W 1991 roku japoński producent samochodów był już częścią koncernu Ford i próbował wypracować sobie odrębny wizerunek, różniący się od pojazdów z niebieskim owalem. W tamtych czasach amerykański producent sprzedawał model Sierra w Europie, który bazował na starym wzorze z napędem na tylne koła. Model 626 z kolei był zupełnie nowym pojazdem, który wpisywał się w nowo wprowadzony trend biodesignu. Ford poszedł w jego ślady w 1993 roku, wprowadzając pierwszą generację modelu Mondeo.
Dzięki zaokrąglonym panelom, małym reflektorom i minimalistycznym wyglądzie grilla, model 626 wydawał się mniejszy, niż w rzeczywistości był. Do drzwi tylnych dzielił się panelami z wersją sedan, jednak tył wyglądał inaczej. Trzecie okno boczne i pochylony ku przodowi słupek D stworzyły miejsce dla opadającej klapy bagażnika. Z tyłu, światła tylne połączone były czerwoną listwą, co sprawiało, że auto prezentowało się lepiej od tyłu niż jego sedanowy odpowiednik. Jednak krótkiego rozstawu osi w porównaniu do ogólnej długości samochodu nie dało się ukryć.
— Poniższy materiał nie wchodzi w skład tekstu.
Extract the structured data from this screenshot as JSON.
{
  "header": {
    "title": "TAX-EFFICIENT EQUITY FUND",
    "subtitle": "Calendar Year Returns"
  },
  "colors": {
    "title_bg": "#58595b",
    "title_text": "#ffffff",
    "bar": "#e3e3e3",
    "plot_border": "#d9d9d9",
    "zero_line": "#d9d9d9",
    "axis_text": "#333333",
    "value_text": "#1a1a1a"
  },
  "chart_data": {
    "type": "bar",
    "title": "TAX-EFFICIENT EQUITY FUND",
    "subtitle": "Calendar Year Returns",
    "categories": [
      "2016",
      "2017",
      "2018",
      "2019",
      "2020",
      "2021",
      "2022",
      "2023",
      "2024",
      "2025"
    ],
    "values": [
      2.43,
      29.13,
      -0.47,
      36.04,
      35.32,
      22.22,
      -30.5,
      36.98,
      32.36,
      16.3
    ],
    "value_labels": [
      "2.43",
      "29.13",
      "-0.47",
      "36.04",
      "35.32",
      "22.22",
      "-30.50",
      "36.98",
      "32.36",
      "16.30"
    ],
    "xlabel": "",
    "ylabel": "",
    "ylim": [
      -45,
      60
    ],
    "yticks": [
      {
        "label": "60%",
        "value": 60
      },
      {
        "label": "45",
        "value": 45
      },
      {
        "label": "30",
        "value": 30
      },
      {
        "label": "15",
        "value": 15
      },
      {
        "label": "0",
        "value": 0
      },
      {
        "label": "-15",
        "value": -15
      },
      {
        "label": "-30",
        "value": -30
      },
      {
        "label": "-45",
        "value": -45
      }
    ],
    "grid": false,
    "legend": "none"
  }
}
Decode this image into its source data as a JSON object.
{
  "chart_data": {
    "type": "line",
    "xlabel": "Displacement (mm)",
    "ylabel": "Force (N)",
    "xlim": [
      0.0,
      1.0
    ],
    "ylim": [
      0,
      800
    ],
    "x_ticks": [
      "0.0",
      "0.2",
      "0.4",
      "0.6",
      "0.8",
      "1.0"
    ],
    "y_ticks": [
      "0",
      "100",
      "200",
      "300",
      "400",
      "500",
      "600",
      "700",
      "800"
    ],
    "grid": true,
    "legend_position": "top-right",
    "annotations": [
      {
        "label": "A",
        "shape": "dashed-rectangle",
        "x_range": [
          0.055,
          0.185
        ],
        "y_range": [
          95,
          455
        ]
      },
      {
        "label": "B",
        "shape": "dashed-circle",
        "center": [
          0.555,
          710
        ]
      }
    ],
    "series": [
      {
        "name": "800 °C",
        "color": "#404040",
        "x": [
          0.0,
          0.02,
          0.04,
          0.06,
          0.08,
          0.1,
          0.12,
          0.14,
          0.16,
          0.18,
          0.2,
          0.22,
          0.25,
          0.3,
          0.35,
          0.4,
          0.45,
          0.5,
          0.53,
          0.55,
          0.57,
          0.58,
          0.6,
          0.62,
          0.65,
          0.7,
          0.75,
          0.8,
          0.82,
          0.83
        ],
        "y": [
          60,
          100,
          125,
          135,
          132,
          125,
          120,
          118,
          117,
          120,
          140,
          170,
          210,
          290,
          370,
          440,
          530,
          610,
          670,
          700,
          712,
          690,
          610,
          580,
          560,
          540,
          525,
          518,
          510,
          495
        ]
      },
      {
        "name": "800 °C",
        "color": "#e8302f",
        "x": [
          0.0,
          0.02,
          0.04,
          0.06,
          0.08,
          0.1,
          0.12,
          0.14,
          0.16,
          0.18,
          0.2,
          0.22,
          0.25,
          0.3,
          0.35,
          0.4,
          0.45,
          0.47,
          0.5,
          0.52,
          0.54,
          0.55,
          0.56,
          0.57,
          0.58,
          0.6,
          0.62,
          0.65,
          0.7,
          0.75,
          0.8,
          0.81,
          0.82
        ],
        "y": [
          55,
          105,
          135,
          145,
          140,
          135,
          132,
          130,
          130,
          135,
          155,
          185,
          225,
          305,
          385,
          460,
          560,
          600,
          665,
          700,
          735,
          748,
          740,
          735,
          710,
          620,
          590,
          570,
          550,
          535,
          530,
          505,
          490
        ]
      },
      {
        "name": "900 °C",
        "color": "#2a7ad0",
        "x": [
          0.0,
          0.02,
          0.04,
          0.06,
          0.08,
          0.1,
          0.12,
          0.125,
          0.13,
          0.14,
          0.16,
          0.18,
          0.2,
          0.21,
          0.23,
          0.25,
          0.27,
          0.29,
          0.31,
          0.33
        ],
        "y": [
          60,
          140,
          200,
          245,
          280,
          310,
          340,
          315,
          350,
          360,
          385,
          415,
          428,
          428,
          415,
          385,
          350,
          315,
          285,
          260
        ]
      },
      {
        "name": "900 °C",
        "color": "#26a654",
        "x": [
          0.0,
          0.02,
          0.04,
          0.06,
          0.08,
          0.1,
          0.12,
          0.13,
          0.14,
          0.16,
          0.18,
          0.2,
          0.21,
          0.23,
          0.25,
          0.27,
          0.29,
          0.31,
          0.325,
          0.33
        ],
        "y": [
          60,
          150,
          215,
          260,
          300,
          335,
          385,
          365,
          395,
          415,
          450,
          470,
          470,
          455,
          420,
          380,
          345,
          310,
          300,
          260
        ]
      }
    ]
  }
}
Wnętrze hatchbacka 626 różniło się od wersji sedan, szczególnie ze względu na tylne siedzenia. Dzięki zmienionej linii dachu, pasażerowie z tyłu mieli więcej miejsca. Ponadto, dzięki tylnemu rozkładanemu siedzeniu, użytkownik mógł zwiększyć przestrzeń bagażową częściowo lub w całości.